The cap on application fees applies statewide, and enforcement issues have reverberated far beyond the five boroughs.

Susan Segal recently helped her son, a student at Syracuse University, apply for an off-campus apartment, for which the management company charged $300 in application fees. She emailed the company to ask for a refund after she learned of the new laws, but has yet to hear back.

“I would be willing to bet that apartment owners in areas with high student populations might be particularly prone to ignoring the law, given that college students may not know or have the wherewithal to protest illegal practices,” Ms. Segal said.

The memo from the state included additional guidance: It specified that a real estate agent paid by a renter to find an apartment is allowed to charge more than $20 in application fees and that brokers who violate the law may be disciplined by the Department of State, which regulates and licenses real estate brokers and agents.

But the memo left unanswered many other questions about the impact of the new rent laws, which were propelled by recently elected Democrats in the state Legislature to address skyrocketing housing costs.

It was not clear, for example, whether $20 is the maximum fee per application or per person. In response to questions from The New York Times, Department of State officials clarified on Wednesday that brokers were allowed to charge $20 per applicant, not application. For example, three roommates could each be charged $20, or a total of $60, to apply for an apartment.

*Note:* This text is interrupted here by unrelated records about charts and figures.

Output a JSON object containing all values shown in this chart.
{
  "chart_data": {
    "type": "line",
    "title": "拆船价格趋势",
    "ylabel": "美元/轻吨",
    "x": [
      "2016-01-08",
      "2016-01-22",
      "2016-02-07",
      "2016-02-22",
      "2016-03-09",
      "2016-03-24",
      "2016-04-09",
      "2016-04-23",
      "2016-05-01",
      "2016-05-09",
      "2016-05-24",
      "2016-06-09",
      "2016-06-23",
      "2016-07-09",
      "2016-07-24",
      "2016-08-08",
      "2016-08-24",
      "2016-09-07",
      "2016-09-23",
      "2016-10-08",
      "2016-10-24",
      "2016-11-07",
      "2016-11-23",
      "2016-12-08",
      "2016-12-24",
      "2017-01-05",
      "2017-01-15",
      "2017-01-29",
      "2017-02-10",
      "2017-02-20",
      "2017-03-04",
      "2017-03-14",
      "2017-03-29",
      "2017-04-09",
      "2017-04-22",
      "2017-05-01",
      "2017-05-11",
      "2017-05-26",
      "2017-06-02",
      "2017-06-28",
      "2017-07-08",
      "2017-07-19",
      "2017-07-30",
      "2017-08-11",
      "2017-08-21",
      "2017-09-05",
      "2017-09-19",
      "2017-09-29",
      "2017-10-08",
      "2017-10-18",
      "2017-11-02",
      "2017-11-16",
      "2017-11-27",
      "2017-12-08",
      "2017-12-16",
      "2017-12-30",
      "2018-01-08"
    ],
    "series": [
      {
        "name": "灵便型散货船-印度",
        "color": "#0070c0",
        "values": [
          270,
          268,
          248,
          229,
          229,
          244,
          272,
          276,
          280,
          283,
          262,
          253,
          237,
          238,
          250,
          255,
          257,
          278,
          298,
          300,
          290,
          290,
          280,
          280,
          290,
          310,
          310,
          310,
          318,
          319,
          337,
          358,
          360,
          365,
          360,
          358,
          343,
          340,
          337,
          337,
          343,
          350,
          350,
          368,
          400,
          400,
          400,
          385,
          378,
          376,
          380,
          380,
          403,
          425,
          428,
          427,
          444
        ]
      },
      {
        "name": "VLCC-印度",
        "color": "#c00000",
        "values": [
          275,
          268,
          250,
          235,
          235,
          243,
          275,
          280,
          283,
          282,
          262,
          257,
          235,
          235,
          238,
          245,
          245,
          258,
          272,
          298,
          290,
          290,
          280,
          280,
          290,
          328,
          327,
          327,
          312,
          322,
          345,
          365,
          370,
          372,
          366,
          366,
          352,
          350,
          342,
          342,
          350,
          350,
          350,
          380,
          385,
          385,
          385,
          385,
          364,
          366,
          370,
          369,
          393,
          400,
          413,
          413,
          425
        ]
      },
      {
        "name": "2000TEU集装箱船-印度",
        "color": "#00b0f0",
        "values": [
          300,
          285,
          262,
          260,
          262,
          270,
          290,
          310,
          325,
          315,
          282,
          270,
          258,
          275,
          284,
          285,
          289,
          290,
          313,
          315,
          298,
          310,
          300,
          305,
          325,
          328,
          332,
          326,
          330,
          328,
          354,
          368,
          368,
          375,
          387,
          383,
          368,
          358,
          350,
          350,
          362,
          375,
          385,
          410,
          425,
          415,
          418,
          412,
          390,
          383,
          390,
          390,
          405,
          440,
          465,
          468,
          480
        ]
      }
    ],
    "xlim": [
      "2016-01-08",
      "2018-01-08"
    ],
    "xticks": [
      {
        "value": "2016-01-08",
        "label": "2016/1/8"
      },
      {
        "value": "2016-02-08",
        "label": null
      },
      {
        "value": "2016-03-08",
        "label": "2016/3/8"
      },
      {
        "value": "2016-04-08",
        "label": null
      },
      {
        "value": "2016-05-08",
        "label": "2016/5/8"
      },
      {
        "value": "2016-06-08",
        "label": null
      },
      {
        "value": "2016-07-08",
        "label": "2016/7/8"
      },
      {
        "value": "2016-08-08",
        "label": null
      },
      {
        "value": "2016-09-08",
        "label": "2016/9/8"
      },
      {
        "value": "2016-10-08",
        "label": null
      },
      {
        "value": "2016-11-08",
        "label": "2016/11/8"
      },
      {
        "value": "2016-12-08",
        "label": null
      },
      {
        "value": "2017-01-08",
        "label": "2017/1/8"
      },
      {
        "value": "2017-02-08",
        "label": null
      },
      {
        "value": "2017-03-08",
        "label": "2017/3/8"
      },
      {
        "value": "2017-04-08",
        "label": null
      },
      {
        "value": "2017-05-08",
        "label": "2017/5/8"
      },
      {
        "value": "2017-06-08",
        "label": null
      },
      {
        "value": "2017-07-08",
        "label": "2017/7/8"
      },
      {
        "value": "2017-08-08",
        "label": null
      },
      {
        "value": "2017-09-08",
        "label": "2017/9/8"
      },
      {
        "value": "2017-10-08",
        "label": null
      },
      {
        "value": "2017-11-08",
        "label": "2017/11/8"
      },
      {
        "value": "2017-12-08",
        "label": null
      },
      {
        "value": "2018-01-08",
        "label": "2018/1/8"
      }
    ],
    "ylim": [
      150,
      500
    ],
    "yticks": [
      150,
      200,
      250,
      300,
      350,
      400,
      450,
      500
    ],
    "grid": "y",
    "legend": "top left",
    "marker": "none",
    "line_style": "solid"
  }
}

Also in question is how the new limits on fees and security deposits (now capped at one month’s rent) might inadvertently apply to the rental and sale of co-ops and condominiums, which typically involve hundreds to thousands of dollars in application fees.

In a statement to The Times, the Department of State said it does not regulate or license co-op and condo boards, so it could only dictate rules for brokers and agents.

It said that a broker cannot not charge more than $20 on behalf of a co-op or condo board “when the particular apartment is owned by, and being leased by, that particular board.” If the board is not the owner or shareholder of the apartment, then a broker is free to charge more than $20.

It is unclear whether property-management companies, which often handle leases and applications on behalf of condo and co-op boards, are free to charge more than $20 in fees. In interviews, real estate attorneys gave conflicting accounts on their reading of the law.

Carl Hum, the general counsel for the Real Estate Board of New York, an influential trade group, said property managers could continue to charge more than $20 in fees.

But some lawyers, like Jeffrey Schwartz, who advises co-op and condo boards, said he is recommending his clients err on the side of caution and abide by the $20 cap as a result of the ambiguity in the new laws.

“I think the issuance of the guidance is actually creating more confusion than clarifying,” said Mr. Schwartz, who hopes the state will pass new legislation to exclude co-ops and condos from many of the new rent laws.

The lack of clarity has left some co-op applicants in limbo.

One co-op board in Manhattan recently charged an applicant an assortment of nonrefundable fees totaling about $1,350. The renter, Jeff, who preferred to use only his first name because he is still going through the co-op’s interview process, said the large fees appeared to be against the law.

“But I don’t want to argue fees with the co-op board because it’s already so competitive to get here in the first place,” he said. “I don’t want to rock the boat.”